No es casualidad. Es el efecto de la ingeniería social aplicada por Moscú. Rusia «normaliza» deliberadamente la violencia. Su estrategia ya no consiste en convencernos de que no son asesinos (como mintieron descaradamente cuando ocuparon Crimea). Consiste en hacer que el asesinato se convierta en algo rutinario. En algo cotidiano. En algo tan inevitable como la lluvia en noviembre o los atascos en la calle. Quieren que aceptemos que, si caen 800 drones sobre Ucrania, es simplemente «el tiempo que hace».
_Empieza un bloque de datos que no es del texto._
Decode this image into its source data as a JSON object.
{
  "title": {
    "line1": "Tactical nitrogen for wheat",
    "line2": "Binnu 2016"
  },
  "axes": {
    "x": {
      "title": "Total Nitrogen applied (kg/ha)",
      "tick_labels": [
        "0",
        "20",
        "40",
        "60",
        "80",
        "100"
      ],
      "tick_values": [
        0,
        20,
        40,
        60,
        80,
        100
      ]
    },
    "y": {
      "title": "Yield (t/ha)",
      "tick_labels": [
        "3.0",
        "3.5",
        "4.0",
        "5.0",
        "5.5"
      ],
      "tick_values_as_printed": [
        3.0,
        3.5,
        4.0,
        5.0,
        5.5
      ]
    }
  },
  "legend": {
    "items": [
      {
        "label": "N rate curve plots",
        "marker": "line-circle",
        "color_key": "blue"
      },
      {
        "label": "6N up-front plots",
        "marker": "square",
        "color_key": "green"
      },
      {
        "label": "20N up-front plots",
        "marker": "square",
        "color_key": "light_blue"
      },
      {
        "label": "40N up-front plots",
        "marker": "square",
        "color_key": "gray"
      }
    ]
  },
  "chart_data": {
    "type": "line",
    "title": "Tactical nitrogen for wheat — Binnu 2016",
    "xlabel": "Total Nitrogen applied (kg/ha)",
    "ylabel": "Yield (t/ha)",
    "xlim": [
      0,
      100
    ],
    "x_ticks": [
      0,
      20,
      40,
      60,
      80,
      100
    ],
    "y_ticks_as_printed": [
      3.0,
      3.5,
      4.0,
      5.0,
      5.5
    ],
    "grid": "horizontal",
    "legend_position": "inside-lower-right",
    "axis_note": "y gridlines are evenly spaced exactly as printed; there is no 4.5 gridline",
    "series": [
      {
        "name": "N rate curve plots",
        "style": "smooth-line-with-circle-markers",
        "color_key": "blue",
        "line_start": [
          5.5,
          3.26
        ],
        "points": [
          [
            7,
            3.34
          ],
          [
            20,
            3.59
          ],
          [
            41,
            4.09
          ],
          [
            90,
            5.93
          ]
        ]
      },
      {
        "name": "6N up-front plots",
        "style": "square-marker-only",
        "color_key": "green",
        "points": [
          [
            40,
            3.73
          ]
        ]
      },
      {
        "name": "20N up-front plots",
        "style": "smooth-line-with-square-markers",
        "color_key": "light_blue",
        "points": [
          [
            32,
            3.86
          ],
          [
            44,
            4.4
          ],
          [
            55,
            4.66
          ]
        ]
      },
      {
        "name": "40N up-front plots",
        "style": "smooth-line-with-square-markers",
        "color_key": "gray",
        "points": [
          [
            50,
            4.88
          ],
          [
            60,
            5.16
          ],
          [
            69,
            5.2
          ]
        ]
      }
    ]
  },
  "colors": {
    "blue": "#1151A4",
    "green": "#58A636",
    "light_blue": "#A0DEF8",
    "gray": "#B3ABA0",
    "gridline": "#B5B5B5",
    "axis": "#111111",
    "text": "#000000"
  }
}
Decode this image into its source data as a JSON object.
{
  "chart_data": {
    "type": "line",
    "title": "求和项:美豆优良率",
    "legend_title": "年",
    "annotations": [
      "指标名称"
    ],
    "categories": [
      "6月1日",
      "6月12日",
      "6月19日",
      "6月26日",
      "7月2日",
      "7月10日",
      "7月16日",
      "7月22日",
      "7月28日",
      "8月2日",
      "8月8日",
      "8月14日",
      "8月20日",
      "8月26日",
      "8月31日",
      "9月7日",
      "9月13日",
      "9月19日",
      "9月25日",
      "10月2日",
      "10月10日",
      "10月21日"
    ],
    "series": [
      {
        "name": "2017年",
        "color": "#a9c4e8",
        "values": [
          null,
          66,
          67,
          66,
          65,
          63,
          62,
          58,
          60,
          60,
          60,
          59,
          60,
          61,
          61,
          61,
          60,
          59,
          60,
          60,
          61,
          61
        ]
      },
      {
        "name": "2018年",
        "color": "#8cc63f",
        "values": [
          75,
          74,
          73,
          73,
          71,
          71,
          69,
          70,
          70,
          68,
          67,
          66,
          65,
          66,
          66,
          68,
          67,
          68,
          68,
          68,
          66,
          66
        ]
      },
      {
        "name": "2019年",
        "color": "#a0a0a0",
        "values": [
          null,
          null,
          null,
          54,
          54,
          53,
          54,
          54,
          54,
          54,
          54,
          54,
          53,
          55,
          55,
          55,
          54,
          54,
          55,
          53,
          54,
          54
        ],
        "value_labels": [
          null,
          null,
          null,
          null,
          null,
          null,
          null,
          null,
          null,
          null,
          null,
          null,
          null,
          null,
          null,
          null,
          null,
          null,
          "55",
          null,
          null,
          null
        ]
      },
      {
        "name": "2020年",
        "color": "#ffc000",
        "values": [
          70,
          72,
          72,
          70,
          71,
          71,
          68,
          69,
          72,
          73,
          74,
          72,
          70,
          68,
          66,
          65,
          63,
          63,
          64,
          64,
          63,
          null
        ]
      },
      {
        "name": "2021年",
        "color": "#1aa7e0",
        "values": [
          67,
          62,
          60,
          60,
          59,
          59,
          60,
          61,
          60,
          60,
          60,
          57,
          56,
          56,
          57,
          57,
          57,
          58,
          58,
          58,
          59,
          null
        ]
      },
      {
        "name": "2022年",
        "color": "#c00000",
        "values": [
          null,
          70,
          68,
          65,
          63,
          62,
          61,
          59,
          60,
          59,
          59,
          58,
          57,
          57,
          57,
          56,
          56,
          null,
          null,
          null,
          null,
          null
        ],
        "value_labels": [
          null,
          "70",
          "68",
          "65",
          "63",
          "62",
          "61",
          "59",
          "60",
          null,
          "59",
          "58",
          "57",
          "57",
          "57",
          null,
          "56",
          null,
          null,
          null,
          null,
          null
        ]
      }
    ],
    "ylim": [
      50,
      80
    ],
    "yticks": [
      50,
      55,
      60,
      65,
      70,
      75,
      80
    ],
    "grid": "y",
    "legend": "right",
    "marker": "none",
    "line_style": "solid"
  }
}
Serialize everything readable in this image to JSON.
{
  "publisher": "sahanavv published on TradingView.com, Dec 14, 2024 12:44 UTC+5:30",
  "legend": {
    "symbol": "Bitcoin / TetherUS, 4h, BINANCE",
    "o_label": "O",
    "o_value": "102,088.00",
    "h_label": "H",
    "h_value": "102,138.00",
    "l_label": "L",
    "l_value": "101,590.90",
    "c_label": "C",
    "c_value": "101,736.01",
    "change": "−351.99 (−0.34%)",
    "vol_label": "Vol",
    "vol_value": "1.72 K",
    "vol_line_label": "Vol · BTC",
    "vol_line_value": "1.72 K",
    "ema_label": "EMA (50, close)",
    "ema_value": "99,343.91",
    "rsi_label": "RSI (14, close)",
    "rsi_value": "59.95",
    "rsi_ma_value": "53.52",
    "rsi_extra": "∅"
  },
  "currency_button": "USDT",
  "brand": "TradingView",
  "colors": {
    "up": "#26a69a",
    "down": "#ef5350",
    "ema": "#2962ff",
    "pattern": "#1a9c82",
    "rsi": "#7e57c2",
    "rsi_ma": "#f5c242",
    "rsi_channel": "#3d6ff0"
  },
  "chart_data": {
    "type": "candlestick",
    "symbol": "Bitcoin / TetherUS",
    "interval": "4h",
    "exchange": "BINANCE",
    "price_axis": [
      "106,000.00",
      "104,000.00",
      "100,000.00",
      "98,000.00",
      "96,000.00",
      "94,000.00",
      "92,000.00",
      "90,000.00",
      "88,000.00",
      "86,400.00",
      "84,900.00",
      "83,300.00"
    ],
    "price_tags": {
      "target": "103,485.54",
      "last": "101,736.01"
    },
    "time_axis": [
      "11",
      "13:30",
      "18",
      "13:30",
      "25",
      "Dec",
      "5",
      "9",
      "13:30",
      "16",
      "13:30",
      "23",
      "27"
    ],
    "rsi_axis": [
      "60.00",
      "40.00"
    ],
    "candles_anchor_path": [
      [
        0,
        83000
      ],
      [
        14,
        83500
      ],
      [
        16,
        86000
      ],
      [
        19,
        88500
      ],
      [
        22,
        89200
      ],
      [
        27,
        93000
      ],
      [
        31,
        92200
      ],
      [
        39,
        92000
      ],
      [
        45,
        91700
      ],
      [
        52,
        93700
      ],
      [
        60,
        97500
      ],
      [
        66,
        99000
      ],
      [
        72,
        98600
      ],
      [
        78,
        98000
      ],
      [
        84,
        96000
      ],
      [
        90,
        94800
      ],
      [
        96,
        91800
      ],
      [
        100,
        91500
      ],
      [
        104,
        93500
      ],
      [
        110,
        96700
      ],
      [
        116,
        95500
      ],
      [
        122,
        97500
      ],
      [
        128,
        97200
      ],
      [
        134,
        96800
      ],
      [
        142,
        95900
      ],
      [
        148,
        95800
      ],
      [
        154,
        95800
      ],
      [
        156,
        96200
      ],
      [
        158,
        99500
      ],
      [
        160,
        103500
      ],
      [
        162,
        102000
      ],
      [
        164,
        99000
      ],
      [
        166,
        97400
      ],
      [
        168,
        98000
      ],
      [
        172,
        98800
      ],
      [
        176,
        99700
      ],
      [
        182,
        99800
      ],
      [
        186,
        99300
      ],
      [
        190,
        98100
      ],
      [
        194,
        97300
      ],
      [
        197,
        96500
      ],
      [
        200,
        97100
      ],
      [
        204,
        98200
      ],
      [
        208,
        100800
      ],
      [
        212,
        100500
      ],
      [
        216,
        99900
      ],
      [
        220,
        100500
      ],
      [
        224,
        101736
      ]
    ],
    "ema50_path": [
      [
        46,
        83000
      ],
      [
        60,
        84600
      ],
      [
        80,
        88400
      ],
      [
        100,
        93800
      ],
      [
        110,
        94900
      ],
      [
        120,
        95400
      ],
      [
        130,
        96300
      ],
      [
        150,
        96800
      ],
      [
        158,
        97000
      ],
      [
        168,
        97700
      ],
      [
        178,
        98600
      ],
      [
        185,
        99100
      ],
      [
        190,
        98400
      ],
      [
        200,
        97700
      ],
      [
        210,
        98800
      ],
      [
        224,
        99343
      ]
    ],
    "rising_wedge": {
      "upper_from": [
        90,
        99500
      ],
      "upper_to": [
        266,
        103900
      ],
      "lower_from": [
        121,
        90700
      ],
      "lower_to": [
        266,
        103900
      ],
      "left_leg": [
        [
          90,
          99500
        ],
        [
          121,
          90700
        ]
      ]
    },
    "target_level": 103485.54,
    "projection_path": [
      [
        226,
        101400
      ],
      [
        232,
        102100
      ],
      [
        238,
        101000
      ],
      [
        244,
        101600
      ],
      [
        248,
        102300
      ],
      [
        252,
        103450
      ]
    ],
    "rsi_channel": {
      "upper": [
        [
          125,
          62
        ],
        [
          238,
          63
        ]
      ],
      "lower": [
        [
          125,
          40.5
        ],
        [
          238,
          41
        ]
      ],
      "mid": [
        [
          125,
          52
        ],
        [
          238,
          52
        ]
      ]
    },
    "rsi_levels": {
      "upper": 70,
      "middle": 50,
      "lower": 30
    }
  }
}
Moscú sabe que la psique humana tiene una capacidad limitada para la empatía. No somos capaces de funcionar en un estado de duelo permanente durante cuatro años. Nuestro cerebro construye una coraza. Empezamos a tratar las noticias del frente como estadísticas deportivas. Pero esta ingeniería de la insensibilización tiene una traducción política concreta. Los políticos occidentales observan el estado de ánimo de la sociedad. Si ven que la muerte de una madre con su bebé ya no genera ira, sino solo un suspiro aburrido de «otra vez lo mismo», pierden la motivación para tomar decisiones difíciles. Las estadísticas matan las ganas de actuar.
También vemos cómo funciona este mecanismo en Polonia. Basta con mencionar lo que describí el 12 de septiembre. Mientras los ucranianos contaban las víctimas y apagaban los incendios tras el mayor ataque con drones, en nuestro país un grupo de «amargados» bloqueaba el paso fronterizo. La ceguera moral, provocada por el cansancio y la propaganda rusa, permitió que, ante el genocidio, se atendieran intereses particulares e incluso se perjudicara a las víctimas. Este es precisamente el triunfo de la ingeniería rusa: hacer que dejemos de ver a los ucranianos como personas que luchan por su vida y empecemos a verlos como un «problema» o una «competencia».
¿Cómo combatirlo? Debemos imponernos una disciplina cognitiva. En lugar de seguir desplazándonos por la pantalla, debemos detenernos. Tenemos que volver a lo concreto. No «tres víctimas en Kyiv», sino «una madre de 32 años y su hijo». No «destrucción de infraestructuras», sino «la casa quemada de una familia concreta en Zaporizhia». Tenemos que volver a convertir las estadísticas en tragedia, manualmente, en contra de los algoritmos y de nuestro propio cansancio.
No se trata de caer en una desesperación paralizante. Se trata de conservar la capacidad de enfadarse. Porque solo la ira ante la injusticia y el crimen es el combustible para el cambio. Si permitimos que 800 drones rusos se conviertan para nosotros en algo tan cotidiano como el pronóstico del tiempo, significará que Stalin —el digital, oculto en el código de nuestras aplicaciones— ha ganado la batalla por nuestras almas. No podemos aceptar el terrorismo ruso solo porque dura mucho tiempo. El hecho de que el mal sea repetitivo no significa que deje de ser malo. Recordar a ese niño de dos meses de Kyiv es nuestro deber y nuestra arma contra la indiferencia.